Having seen Ms. Q immediately after the cruise, I added olanzapine, 5 mg nightly for 5 days, to prevent a full-blown manic episode. About 6 days later, she said she was excessively tired, but her insomnia and irritability had ceased. I stopped olanzapine and returned Ms. Q to her previous regimen.

Dr. Schneider’s observations

Ms. Q appeared to have sustained an unexpected relapse into hypomania despite treatment adherence. At this point, I was concerned that:

  • fluoxetine might have destabilized her illness
  • her lithium level decreased without explanation
  • or she had a “breakthrough” relapse while on medication.
Upon returning home, however, Ms. Q’s lithium blood level was 0.8 mEq/L, consistent with prior levels. Also, she had remained stable for 8 months while taking fluoxetine.

Follow-up: A ‘sickening’ discovery

At follow up approximately 1 week later, Ms. Q reported that she had continuously worn scopolamine patches throughout the 8-day cruise to prevent motion sickness. She had forgotten to mention this, however, during our emergency consultation. She had experienced some mydriasis and dry mouth during the cruise but did not remove the patch for fear of seasickness.
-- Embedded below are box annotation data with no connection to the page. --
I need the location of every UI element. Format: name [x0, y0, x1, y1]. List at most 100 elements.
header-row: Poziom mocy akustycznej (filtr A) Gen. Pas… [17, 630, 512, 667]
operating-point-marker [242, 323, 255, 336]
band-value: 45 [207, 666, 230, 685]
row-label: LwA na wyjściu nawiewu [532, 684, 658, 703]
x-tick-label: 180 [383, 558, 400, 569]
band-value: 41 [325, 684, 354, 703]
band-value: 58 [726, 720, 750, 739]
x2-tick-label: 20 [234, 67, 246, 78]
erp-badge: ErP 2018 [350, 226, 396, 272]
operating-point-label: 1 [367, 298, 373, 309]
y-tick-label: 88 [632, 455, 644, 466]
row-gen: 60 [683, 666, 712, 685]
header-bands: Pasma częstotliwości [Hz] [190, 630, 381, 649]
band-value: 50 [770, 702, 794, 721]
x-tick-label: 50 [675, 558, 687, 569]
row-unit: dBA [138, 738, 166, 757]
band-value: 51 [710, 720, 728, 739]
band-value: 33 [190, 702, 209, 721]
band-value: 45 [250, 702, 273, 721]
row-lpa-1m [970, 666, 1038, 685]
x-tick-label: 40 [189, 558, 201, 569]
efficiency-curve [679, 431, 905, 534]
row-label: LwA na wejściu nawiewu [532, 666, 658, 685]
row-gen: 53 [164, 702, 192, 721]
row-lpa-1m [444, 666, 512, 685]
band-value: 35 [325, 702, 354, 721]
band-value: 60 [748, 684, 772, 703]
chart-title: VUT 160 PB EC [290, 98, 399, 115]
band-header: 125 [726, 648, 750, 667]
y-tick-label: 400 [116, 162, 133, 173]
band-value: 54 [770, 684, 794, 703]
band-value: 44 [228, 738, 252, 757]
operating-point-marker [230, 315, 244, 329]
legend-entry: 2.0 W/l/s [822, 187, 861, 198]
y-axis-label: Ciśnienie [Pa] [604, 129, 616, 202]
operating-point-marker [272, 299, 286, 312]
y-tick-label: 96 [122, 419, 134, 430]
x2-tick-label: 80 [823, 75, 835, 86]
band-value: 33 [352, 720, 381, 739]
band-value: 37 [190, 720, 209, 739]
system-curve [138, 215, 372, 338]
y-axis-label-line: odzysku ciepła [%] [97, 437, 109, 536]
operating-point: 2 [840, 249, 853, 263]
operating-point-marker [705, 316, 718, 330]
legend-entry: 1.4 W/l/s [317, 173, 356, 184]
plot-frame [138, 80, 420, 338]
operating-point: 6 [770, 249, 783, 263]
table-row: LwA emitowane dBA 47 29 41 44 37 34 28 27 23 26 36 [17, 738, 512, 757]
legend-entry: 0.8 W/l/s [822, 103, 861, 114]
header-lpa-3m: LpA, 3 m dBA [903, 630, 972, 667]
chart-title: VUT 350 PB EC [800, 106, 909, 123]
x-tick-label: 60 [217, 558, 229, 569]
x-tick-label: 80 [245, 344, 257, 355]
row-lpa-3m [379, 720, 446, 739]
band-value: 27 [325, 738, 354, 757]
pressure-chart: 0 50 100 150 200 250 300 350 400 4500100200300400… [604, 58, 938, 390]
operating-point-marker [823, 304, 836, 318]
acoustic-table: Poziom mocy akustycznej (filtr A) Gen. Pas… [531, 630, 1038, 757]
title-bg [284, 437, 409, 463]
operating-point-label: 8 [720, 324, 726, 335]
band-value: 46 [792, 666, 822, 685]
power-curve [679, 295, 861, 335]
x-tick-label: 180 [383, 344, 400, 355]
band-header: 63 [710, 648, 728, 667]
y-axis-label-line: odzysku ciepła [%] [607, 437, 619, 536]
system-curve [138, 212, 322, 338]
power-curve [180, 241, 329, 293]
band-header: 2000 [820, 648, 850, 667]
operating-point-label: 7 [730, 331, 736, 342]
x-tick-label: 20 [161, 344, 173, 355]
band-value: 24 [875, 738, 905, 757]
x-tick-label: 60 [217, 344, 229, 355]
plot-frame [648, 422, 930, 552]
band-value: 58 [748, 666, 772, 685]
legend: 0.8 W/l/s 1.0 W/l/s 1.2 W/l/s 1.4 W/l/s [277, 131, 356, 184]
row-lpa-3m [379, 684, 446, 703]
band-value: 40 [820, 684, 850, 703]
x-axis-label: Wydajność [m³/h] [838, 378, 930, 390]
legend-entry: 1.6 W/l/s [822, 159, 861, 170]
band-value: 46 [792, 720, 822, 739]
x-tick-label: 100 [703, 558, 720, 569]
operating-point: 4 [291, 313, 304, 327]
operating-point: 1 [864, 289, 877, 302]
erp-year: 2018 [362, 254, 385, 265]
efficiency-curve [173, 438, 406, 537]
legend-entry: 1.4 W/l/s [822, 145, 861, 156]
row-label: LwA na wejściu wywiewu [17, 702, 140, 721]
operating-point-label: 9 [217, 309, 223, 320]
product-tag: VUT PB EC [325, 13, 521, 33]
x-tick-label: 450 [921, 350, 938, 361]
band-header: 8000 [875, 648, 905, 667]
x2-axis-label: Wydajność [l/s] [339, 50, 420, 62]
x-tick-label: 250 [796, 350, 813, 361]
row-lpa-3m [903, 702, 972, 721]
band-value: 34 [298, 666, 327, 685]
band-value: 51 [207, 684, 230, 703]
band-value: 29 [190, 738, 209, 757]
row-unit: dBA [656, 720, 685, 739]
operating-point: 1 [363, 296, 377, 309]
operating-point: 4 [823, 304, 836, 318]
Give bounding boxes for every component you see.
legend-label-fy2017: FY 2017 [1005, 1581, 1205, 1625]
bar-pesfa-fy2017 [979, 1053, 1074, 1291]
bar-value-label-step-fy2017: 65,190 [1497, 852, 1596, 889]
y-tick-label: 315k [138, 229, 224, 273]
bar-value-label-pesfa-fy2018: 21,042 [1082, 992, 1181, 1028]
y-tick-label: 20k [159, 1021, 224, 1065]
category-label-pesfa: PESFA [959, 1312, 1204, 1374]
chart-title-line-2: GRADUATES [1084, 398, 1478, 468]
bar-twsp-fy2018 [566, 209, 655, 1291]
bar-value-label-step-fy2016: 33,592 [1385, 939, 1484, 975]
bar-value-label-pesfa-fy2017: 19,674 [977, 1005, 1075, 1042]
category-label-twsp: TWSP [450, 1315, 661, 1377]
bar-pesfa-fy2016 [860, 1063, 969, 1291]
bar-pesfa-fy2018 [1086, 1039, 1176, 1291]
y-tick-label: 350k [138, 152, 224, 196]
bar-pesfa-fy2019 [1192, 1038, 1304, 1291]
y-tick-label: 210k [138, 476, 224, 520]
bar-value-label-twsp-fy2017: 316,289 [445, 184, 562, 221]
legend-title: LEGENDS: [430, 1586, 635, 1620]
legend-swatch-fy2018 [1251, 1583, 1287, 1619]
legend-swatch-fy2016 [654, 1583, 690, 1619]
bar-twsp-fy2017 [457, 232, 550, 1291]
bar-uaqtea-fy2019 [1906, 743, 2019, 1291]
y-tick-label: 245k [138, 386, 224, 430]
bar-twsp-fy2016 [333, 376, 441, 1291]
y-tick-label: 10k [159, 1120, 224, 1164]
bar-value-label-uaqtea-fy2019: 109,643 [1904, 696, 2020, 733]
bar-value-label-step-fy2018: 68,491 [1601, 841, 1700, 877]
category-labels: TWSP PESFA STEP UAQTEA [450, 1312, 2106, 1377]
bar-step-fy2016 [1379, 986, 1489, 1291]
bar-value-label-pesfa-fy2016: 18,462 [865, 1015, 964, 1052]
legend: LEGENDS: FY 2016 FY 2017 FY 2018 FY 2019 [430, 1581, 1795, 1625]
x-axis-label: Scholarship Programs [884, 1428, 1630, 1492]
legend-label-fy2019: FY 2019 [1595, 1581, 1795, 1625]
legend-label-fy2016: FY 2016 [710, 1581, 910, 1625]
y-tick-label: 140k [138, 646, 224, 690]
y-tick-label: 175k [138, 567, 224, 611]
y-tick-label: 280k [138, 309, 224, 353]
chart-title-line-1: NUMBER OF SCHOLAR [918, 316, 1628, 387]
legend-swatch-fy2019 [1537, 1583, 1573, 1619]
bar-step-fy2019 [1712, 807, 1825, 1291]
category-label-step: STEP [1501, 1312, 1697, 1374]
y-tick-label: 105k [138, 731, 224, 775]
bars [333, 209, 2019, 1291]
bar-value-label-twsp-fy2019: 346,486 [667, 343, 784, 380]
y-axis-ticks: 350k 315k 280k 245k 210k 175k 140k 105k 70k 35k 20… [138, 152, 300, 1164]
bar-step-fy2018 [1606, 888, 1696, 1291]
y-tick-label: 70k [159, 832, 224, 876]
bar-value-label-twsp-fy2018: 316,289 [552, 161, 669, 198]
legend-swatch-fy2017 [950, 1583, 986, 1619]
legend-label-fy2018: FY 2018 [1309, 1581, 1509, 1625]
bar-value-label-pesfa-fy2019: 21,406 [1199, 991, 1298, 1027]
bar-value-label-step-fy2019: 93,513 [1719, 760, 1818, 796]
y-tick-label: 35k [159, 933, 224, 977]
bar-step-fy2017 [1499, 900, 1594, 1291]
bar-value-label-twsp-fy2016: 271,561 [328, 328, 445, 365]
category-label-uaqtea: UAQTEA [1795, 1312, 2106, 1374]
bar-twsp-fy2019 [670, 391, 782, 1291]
On further questioning, Ms. Q said she knew the patch was designed to be used for 2 to 3 days maximum, but added she was responding well to its effects and foresaw no problems with extended use.

Dr. Schneider’s observations

This case illustrates the potentially destabilizing effects of a seemingly innocuous concomitant medication in patients with bipolar disorder.